O ex-ajudante de ordens também fez uma premonição, e disse que todos os investigados serão condenados, e que as penas somadas seriam maiores que 100 anos. Cid ainda cita os golpistas que foram sentenciados por participarem dos ataques aos prédios públicos no 8 de Janeiro de 2023, chamando os vândalos presos de "bagrinhos".

"A cama está toda armada. E vou dizer: os bagrinhos estão pegando dezessete anos. Teoricamente, os mais altos vão pegar quantos?", afirma.

Cid revela mágoa com Bolsonaro

Outro áudio divulgado revela uma mágoa de Cid com Jair Bolsonaro, seu ex-chefe.
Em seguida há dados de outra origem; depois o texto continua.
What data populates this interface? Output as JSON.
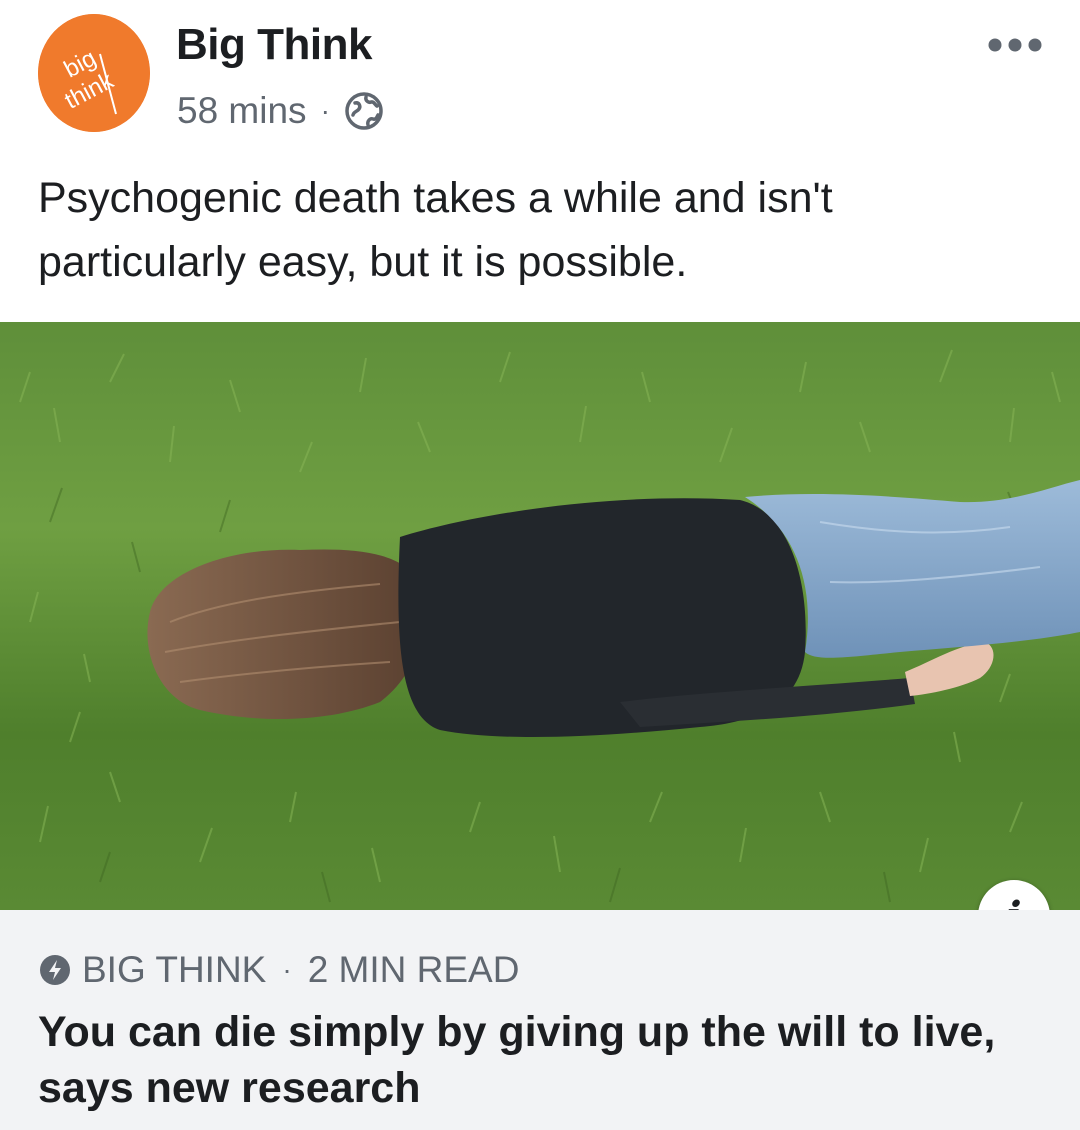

Segundo o ex-ajudante de ordens, ele foi o único que teve a carreira no Exército e a vida financeira prejudicada após o início das investigações. O tenente-coronel relembra a campanha de transferências via PIX que foi feita, no ano passado, para ajudar Bolsonaro em despesas processuais e diz que ele ficou "milionário".

"Quem mais se f**deu foi eu, quem mais perdeu coisa foi eu. Ninguém perdeu carreira, ninguém perdeu vida financeira como eu perdi. Todo mundo já era quatro estrelas, já tinha atingido o topo. Presidente (Bolsonaro) teve PIX de milhões, ficou milionário, né? Tá todo mundo aí, político é até bom porque eles depois conseguem se eleger fácil. O único que teve pai, filha, esposa envolvido, o único que perdeu carreira, único que perdeu vida financeira toda f**ida foi eu", afirma o tenente-coronel.